When an attorney works with a company, either in-house or as outside counsel, that attorney often wears many hats. They’ll attend meetings, be copied on all sorts of emails, and give both legal and business-related advice. Given this dynamic and the multiple lines and types of communication, employees may be confused about their relationship with corporate counsel and may mistakenly believe their communications are protected by attorney-client privilege. This confusion can lead to serious implications for the later invocation of the attorney-client privilege both for the company and the employee. Most recently, these blurred lines led to a loss of attorney-client privilege in the Elizabeth Holmes case.

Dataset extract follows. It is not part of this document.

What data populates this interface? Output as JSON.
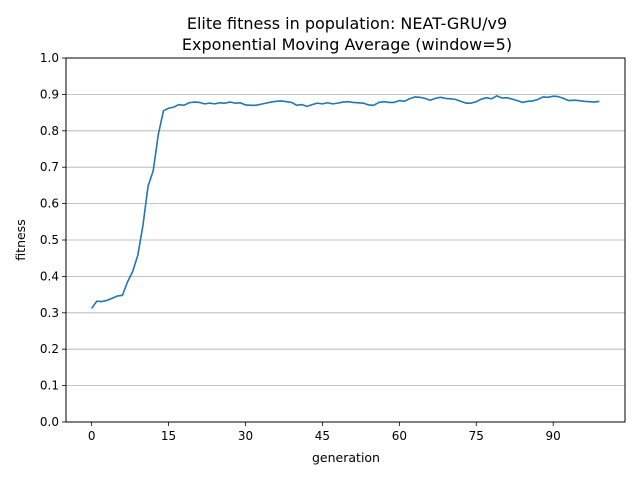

Elizabeth Holmes: Loss of Privilege
Elizabeth Holmes, founder of the now-defunct Theranos, faces a federal jury trial this August on criminal charges of defrauding investors, doctors, patients, and insurers. The former CEO recently learned a harsh lesson on the complexities of attorney-client privilege. Holmes asked the court to keep her communications with Boies Schiller Flexner LLP (Boies Schiller), Theranos’ counsel from 2011 to 2016, out of her upcoming trial. The communications at issue discussed how Theranos should respond to investors, regulators, and the media, and also covered potential legal actions that Holmes could pursue against the Wall Street Journal. Holmes argued that Boies Schiller represented both her and Theranos on a variety of legal issues, but in a recent ruling, the U.S. District Court for the Northern District of California disagreed, holding that the communications between Holmes and Boies Schiller are subject to corporate privilege only and may be admissible at her personal trial.

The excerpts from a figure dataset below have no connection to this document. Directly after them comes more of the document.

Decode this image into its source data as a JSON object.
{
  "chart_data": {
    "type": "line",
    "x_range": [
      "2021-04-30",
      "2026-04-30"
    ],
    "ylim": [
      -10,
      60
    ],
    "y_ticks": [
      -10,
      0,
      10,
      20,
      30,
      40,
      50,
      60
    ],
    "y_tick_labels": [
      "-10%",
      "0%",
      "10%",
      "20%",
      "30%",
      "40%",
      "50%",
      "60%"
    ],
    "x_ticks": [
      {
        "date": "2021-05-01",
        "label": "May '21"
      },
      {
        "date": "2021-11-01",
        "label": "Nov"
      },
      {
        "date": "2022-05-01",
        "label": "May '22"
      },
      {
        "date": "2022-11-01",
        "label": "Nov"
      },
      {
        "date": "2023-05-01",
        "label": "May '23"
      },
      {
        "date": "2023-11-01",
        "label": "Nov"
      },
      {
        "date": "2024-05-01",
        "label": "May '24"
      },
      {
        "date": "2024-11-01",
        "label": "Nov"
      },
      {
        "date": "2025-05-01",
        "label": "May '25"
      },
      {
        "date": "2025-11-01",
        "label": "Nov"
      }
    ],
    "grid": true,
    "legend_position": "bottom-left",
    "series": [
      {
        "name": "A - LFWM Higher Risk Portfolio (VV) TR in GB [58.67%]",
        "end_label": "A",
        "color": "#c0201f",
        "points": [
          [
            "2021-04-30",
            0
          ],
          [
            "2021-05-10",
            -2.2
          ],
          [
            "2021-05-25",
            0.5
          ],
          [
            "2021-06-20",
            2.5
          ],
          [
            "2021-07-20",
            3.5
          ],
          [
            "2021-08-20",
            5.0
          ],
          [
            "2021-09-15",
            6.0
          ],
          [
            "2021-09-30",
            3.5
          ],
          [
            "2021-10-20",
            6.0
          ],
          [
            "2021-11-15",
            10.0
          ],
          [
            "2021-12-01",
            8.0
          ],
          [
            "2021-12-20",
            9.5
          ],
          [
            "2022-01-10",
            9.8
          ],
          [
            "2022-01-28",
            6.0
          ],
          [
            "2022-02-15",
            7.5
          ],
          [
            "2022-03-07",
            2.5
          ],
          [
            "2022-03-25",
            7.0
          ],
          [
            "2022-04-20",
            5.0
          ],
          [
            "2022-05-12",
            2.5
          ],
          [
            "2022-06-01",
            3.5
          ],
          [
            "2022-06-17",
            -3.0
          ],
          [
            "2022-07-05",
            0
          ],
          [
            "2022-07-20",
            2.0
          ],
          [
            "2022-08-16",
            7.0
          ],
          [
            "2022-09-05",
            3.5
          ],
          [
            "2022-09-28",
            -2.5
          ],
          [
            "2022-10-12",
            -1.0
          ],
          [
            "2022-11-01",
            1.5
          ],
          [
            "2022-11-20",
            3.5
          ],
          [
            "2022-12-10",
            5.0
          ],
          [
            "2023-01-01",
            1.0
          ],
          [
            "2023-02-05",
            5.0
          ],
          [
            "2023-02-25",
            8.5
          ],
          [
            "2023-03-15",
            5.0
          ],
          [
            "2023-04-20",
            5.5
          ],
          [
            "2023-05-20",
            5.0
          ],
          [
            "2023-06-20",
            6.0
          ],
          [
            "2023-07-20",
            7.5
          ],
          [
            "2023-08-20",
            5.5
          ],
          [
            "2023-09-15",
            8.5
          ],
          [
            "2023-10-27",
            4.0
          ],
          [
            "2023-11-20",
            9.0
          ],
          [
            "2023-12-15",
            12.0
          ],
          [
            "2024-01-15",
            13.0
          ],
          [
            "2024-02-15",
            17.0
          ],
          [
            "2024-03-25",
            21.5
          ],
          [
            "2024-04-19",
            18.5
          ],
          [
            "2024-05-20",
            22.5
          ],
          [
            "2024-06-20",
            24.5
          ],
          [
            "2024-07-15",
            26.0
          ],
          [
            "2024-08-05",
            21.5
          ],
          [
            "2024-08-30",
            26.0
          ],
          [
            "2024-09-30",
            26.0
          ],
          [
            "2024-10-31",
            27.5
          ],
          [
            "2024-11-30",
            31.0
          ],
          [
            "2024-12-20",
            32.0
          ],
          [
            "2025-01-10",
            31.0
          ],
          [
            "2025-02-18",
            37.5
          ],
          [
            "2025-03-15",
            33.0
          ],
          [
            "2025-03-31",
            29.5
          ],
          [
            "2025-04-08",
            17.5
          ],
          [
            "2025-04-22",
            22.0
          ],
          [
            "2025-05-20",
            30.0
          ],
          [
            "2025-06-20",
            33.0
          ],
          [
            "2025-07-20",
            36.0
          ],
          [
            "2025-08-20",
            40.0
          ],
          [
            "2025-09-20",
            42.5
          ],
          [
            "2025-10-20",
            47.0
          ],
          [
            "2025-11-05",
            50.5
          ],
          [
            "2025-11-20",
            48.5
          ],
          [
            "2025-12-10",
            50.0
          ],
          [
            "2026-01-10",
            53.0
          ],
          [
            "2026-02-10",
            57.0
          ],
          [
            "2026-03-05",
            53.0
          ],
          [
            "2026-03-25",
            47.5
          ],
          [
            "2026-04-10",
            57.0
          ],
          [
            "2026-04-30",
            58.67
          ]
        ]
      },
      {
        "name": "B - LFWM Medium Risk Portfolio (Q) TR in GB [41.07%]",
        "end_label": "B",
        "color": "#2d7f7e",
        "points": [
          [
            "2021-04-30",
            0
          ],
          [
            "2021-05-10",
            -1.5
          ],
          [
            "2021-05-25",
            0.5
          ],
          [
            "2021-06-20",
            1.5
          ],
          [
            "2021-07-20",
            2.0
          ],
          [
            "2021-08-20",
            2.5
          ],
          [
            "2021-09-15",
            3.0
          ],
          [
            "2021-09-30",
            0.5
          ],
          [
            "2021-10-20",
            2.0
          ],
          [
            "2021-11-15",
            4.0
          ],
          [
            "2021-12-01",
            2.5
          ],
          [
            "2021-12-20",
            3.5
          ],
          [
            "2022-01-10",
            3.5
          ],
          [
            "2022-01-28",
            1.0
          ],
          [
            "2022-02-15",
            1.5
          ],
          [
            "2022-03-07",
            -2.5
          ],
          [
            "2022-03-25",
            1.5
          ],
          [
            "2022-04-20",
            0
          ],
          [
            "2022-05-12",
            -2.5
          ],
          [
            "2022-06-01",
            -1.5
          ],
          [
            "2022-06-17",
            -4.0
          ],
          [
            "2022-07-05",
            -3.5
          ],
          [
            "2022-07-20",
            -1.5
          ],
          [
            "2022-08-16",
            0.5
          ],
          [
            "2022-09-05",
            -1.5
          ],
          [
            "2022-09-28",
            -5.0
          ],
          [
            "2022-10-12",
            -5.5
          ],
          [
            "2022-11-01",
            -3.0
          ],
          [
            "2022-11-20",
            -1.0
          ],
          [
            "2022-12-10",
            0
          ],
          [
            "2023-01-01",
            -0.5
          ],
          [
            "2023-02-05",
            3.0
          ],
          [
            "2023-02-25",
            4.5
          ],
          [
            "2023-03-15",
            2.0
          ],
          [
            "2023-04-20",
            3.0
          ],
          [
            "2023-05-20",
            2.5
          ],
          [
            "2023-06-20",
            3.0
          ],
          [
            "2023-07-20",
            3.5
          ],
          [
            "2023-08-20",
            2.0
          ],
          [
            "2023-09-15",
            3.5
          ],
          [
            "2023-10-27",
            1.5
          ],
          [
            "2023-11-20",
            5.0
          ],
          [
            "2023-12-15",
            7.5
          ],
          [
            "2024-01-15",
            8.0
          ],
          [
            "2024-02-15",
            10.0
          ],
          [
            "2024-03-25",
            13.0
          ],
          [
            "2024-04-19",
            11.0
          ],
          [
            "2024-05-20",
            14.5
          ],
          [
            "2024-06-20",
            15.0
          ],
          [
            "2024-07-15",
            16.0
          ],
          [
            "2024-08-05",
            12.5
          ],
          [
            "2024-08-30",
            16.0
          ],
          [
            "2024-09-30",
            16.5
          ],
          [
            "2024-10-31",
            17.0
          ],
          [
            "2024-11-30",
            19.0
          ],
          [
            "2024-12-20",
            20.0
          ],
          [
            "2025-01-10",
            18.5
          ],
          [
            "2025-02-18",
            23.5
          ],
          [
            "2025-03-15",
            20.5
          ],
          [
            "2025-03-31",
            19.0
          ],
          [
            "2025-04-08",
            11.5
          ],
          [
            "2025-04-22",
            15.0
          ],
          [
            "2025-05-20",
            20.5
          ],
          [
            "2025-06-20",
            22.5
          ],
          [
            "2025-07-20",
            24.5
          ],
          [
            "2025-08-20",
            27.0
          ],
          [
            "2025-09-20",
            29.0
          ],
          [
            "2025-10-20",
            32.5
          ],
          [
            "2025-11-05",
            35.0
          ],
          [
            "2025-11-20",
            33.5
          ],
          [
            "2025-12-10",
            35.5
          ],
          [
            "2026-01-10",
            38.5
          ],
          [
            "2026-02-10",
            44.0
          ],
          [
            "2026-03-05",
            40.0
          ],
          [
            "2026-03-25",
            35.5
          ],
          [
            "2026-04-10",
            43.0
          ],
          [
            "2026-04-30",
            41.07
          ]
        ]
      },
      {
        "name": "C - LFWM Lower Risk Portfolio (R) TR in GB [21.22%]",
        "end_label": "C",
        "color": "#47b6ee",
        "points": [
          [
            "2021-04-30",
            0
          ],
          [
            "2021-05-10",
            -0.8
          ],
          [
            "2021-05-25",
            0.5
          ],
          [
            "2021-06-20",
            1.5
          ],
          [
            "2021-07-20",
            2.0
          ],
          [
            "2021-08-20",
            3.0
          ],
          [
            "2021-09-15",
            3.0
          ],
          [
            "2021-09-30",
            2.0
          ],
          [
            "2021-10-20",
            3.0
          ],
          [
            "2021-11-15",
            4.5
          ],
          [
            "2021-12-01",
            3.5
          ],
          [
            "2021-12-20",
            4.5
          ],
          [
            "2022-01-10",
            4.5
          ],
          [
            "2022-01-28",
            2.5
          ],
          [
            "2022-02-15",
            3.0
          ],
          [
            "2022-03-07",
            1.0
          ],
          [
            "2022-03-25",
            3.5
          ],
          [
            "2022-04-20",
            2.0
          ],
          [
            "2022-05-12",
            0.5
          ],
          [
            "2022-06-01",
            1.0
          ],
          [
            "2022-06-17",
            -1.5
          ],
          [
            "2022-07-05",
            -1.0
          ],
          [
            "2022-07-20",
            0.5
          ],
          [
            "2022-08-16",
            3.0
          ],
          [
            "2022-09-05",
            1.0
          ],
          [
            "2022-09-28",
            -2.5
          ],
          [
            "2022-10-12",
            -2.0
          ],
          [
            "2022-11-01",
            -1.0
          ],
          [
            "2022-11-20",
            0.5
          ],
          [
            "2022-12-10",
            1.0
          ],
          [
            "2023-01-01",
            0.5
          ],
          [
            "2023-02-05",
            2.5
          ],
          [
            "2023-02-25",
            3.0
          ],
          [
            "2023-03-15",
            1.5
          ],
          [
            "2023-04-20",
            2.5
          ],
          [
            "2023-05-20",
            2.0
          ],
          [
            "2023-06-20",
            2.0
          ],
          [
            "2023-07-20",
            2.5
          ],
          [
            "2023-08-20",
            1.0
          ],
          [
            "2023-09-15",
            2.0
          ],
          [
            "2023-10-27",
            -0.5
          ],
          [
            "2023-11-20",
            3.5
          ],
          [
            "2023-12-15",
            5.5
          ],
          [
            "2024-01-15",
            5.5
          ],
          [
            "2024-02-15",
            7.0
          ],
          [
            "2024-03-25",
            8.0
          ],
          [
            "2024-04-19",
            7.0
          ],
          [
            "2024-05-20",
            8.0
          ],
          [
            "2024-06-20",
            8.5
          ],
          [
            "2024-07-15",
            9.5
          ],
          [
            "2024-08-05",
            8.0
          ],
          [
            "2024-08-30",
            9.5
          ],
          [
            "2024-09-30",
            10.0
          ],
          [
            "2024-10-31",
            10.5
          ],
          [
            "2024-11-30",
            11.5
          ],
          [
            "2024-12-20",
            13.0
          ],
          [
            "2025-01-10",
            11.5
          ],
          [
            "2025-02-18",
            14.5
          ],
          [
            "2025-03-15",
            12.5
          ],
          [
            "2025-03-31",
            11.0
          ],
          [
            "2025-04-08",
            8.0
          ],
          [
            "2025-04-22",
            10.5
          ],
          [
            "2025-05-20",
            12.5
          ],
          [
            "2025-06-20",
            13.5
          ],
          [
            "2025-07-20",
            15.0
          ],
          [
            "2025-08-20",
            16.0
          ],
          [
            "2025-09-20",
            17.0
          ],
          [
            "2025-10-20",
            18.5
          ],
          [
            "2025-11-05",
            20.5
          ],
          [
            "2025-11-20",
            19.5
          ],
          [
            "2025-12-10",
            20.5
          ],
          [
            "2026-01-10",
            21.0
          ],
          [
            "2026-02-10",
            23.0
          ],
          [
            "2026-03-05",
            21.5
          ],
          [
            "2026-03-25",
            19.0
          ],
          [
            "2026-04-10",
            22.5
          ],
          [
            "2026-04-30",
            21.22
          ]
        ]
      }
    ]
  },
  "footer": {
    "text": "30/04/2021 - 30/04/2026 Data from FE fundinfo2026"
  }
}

The District Court’s decision highlights a crucial issue for corporate attorneys – making sure their client, and their client’s employees, understand the limits of the attorney-client privilege.
Tests for Attorney-Client Privilege
Generally speaking, the attorney-client privilege protects communications between an attorney and a client from compelled disclosure. In a corporate setting, the company (and not the individual employee) is the client. For the privilege to attach, the attorney’s advice must be legal in nature and for the company’s benefit as a whole. This means the privilege does not extend to business advice or advice relating to individual employees whose interest may be different than that of the company.
In her argument, Holmes cited the “subject belief” test along with the First Circuit’s decision in FDIC v. Ogden Corp. (2000), which determines if an attorney-client relationship exists by assessing whether the client reasonably believed there was such a relationship.
However, the District Court in Holmes’ cases rejected this argument, finding that the Graf test is the applicable legal standard. In United States v. Graf (2010), the Ninth Circuit laid out a five-prong test which a corporate officer or employee must show in order to have a personal attorney-client relationship:
- they approached counsel for the purpose of seeking legal advice;
- they made it clear that they are seeking legal advice in their individual, rather than in a representative, capacity;
- the counsel saw fit to communicate with the individual in their individual capacity;
- their conversations with counsel were confidential; and
- the substance of the conversations with counsel did not concern matters within the company or the general affairs of the company.
The Graf test presents significant challenges to those who are claiming attorney-client privilege. Not only do they have to meet all five factors, but they also may have difficulty proving all of their legal communications were unrelated to the company’s general legal affairs. The Graf test can also present ethical issues because it can conflict with attorney rules of professional conduct in certain situations.
Clarifying the Scope of the Attorney-Client Privilege
Elizabeth Holmes’ case presents a cautionary tale to attorneys working with corporate clients. To mitigate the potential blurring of the line between employee and client, it is incumbent on lawyers to make sure their clients (and non-clients!) understand the scope of representation.
Straightforward engagement letters that clearly spell out who the client is and the boundaries of attorney-client privilege are a necessity.
Additionally, when the in-house or outside counsel directly interact with employees, especially during internal and government investigations, Upjohn warnings should make it clear: 1) the attorney-client privilege over communications between the attorney and the employee belongs solely to, and is controlled by, the company, and 2) the company may choose to waive the privilege and disclose what the employee tells the attorney to any third party, including a government agency. Attorneys should also regularly remind clients – and their employees – about the difference between attorney-client privilege and corporate privilege, and recommend individual counsel if needed.